Hand Kyle the sword and let him slice through this Gordian Knot. Trade Nylander for Colton Parayko. Reduce the age disparity in the deal, make the cap hits work for the Leafs, and allow St. Louis to happily dump off some chaff in their forward corps to make space for their captain. This is almost the only Nylander trade I’d even consider, and Parayko on the Leafs blueline is a delightful fantasy.
But I don’t think Kyle Dubas traded Kasperi Kapanen — a thing he could do because of right-wing depth — only to go and trade a better right-winger a few weeks later.

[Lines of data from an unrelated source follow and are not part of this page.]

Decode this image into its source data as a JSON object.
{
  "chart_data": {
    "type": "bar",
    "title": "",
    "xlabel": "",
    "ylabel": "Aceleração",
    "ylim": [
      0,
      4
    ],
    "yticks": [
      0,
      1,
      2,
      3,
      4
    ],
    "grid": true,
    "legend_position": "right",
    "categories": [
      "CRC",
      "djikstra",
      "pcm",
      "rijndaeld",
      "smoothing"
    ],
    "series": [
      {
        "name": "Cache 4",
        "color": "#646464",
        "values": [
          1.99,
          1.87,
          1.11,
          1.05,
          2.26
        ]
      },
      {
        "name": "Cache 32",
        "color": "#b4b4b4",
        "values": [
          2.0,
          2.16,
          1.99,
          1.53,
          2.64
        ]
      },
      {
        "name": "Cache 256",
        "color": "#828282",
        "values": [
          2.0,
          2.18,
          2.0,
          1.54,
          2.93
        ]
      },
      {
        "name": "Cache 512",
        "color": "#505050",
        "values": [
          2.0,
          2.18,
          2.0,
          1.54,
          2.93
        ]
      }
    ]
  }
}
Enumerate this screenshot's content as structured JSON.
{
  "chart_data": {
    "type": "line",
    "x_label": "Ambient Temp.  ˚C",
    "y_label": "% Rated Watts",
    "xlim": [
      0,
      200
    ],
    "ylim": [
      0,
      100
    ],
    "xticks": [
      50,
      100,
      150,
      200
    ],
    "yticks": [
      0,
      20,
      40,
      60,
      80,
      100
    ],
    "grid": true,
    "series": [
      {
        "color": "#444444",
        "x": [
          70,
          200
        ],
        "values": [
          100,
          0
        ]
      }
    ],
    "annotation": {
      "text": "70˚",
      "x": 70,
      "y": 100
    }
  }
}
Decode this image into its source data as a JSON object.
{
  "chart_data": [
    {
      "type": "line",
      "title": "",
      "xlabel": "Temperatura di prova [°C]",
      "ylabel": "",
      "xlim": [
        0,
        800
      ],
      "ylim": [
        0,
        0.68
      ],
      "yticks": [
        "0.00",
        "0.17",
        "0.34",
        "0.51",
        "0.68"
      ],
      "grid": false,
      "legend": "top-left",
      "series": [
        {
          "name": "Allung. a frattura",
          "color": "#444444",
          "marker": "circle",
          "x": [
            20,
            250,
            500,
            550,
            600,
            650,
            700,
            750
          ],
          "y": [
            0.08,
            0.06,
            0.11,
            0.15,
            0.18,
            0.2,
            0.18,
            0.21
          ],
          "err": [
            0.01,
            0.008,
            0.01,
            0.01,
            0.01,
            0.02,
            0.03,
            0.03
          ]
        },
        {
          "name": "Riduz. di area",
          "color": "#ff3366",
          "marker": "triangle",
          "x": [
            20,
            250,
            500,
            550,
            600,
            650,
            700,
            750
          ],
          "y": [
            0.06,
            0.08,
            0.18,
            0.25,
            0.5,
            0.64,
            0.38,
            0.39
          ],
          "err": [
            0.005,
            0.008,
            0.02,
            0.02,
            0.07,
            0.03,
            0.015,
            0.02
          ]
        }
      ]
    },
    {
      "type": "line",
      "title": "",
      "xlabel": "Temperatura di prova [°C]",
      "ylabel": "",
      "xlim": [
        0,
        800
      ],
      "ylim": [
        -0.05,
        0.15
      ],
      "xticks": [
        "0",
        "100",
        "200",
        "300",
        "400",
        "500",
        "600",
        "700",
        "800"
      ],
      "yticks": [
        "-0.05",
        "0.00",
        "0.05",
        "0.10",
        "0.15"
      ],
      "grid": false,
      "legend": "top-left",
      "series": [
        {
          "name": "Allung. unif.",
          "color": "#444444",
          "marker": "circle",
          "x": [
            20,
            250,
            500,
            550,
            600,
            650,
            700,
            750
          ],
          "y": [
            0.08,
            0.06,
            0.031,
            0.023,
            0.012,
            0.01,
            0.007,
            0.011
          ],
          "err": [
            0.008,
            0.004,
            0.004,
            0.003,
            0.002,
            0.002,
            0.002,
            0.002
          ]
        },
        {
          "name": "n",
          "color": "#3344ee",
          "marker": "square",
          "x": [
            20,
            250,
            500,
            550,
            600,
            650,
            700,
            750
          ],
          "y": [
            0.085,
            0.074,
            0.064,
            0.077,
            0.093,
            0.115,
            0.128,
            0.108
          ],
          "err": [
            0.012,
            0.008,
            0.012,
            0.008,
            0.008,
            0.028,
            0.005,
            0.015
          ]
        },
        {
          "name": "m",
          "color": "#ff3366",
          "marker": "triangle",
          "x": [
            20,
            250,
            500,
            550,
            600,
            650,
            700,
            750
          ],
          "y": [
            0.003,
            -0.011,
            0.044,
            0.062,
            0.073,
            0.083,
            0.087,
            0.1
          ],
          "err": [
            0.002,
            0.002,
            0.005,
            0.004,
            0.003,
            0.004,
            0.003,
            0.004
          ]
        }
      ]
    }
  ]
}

If Pietrangelo is tough to slot in on the Blues with two other defenders averaging $5 million each, how exactly is he meant to fit on the Leafs with two similarly priced defenders and a lot more dough tied up in the big four forwards?
Whoever signs him needs to do a lot of work first — or second, if they’re brave and want to use the offseason cap cushion to the max. But I’m not sure that it’s the right move for either team. I’ll tell you what I think the Blues should do. They should make that space, hold a really nice going away party for Pietrangelo and then they should sign Taylor Hall.
The Leafs... go big or go home, but that’s easier said than done.